The industrial leasing market in Melbourne’s north has seen strong tenant demand continue to absorb supply of prime-grade stock, according to real estate group Colliers International, particularly in the food and beverage, logistics and specialised manufacturing industries.
“As leasing space and supply continues to tighten across the northern suburbs, we are also starting to experience a reduction in let-up time and incentives, with one of the key drivers being a shrinking serviced land allotment pipeline,” said Colliers International’s Marco Sandrin.
“With respect to current leasing vacancy for more than 10,000m2, we are currently experiencing the tightest market there has been for many years, with only eight buildings available, totalling just more than 100,000m2.”
Sandrin said two of the most significant transactions that had occurred this year were within the Melbourne Airport precinct.
“Growthpoint has leased 120 Link Road, a 26,517m2 facility to Wesfarmers’ Workwear Group, and 45-55 South Centre Road, a 14,082m2 facility to Direct Couriers, both on 10-year leases,” he said.
In Melbourne’s western suburbs, 50 per cent of leasing deals for more than 3,000m2 have taken place in the inner west, with the main catalyst being easy access to the CBD, Colliers International’s Stephen Ryan explained.
“We are also seeing a high demand for low site coverage cross-dock facilities that is resulting in higher square-metre rates across the buildings, along with quicker let-up times,” he said.
“With shrinking land supply and recent leasing take-up, we are expecting let-up times to continue to reduce and the incentives to compress.”

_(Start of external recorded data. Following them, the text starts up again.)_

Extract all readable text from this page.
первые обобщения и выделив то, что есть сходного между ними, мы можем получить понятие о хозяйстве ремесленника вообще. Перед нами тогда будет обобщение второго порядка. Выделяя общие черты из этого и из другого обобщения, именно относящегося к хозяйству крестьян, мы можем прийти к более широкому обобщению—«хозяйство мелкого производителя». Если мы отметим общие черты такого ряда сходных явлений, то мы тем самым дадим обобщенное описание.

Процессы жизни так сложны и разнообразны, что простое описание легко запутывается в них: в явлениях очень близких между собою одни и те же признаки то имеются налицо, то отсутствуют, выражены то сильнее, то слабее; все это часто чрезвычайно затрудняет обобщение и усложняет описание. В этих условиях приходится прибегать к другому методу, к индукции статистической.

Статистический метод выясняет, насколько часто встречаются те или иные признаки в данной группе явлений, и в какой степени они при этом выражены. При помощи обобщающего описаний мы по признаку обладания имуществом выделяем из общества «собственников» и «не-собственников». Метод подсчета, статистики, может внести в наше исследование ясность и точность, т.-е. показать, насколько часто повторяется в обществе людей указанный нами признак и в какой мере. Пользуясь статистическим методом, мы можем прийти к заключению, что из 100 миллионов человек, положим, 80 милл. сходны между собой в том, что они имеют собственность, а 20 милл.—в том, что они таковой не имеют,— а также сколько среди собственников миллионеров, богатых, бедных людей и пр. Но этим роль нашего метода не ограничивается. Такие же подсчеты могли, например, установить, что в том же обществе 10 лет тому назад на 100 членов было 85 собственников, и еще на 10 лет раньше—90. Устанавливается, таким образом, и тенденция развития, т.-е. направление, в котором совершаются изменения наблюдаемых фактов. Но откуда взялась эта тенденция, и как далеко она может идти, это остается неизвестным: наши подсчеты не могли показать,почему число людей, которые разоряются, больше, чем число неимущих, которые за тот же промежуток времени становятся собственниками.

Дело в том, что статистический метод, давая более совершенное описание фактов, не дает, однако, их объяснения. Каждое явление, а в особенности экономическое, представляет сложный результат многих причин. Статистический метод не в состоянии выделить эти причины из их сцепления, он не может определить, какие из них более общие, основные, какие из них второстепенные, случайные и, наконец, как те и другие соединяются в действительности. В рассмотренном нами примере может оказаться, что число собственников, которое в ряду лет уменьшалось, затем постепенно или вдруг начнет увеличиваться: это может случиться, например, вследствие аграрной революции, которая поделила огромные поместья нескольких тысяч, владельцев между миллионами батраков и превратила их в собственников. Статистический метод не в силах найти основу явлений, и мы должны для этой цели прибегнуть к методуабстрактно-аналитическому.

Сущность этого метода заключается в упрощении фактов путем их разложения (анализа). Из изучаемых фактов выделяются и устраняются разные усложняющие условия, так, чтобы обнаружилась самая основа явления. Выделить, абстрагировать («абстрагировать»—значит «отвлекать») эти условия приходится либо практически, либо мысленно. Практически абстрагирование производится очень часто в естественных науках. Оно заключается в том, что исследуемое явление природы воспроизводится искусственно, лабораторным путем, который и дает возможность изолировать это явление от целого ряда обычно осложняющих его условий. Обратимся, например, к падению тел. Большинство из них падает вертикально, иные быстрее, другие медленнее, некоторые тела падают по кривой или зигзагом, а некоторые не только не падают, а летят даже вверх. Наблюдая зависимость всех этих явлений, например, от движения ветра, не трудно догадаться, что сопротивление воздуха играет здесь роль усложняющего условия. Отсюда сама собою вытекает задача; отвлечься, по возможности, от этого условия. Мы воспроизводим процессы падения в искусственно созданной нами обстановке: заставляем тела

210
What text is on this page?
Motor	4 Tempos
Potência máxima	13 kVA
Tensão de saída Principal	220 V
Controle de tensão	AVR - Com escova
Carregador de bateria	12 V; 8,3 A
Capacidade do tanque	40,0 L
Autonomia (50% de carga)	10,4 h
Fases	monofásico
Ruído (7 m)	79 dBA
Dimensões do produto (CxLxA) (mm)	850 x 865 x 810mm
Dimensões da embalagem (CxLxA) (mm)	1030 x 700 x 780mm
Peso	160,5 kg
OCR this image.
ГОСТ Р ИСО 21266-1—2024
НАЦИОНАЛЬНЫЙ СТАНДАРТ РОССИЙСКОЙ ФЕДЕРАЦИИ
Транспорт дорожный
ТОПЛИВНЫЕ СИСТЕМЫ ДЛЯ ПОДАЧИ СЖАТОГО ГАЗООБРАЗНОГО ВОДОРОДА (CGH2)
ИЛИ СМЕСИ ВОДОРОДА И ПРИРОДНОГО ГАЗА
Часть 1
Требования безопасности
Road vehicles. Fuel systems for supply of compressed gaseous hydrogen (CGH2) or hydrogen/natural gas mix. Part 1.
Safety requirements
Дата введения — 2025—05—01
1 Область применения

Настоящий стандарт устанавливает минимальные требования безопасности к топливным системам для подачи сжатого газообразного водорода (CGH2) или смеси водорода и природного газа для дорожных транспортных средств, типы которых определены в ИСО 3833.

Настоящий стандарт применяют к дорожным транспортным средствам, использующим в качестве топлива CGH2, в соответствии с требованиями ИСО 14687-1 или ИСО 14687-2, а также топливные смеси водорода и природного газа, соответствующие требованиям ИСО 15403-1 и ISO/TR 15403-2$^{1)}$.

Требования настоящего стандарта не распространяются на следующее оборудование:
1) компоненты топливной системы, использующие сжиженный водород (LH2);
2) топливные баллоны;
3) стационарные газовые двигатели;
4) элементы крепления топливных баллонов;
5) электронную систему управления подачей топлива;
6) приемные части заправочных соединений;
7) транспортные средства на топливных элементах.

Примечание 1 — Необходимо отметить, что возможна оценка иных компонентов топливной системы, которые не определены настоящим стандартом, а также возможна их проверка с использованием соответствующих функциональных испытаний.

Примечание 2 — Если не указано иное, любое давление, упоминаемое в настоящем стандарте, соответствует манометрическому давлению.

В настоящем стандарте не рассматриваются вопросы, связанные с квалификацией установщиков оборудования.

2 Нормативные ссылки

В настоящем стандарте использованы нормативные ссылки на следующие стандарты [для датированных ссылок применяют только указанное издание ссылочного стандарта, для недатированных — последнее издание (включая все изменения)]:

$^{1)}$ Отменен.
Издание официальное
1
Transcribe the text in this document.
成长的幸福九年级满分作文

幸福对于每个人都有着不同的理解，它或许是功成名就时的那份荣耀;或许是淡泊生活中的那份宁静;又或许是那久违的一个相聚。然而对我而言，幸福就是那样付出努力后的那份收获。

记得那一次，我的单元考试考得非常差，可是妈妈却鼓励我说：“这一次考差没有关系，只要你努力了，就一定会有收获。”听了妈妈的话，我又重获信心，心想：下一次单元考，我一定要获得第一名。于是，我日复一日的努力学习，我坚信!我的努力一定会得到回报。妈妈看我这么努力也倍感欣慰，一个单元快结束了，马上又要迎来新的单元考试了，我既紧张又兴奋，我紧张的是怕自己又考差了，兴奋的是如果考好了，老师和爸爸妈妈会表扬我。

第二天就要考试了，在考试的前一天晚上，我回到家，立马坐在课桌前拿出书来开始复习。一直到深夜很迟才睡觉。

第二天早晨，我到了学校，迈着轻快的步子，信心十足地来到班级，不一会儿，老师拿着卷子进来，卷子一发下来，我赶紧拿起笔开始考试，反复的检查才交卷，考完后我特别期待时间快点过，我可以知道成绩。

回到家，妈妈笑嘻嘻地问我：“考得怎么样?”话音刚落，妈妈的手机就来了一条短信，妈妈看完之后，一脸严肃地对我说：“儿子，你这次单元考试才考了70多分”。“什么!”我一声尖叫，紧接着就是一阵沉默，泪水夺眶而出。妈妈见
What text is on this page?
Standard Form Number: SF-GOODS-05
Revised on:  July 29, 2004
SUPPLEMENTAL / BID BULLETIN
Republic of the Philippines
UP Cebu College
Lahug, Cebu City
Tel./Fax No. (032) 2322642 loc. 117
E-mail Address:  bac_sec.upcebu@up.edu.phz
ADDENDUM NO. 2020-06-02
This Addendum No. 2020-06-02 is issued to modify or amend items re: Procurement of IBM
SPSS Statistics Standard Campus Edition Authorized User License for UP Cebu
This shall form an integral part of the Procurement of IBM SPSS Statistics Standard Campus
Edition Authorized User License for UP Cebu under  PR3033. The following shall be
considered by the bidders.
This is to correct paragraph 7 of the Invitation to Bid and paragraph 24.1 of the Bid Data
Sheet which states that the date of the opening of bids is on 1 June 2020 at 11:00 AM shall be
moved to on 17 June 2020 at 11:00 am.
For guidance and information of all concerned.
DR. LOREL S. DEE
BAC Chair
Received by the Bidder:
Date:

Ryan profiled a deal negotiated for delivery service BagTrans as an example. The company has signed a lease for 8,333m2 at GM Property Group’s business park at 600 Geelong Road, Brooklyn, from the start of October, following less than three months’ vacancy.
Colliers International recently released a custom publication showcasing large industrial facilities suited to transport and logistics, warehousing or distribution users across Melbourne, Big Sheds Victoria 2017.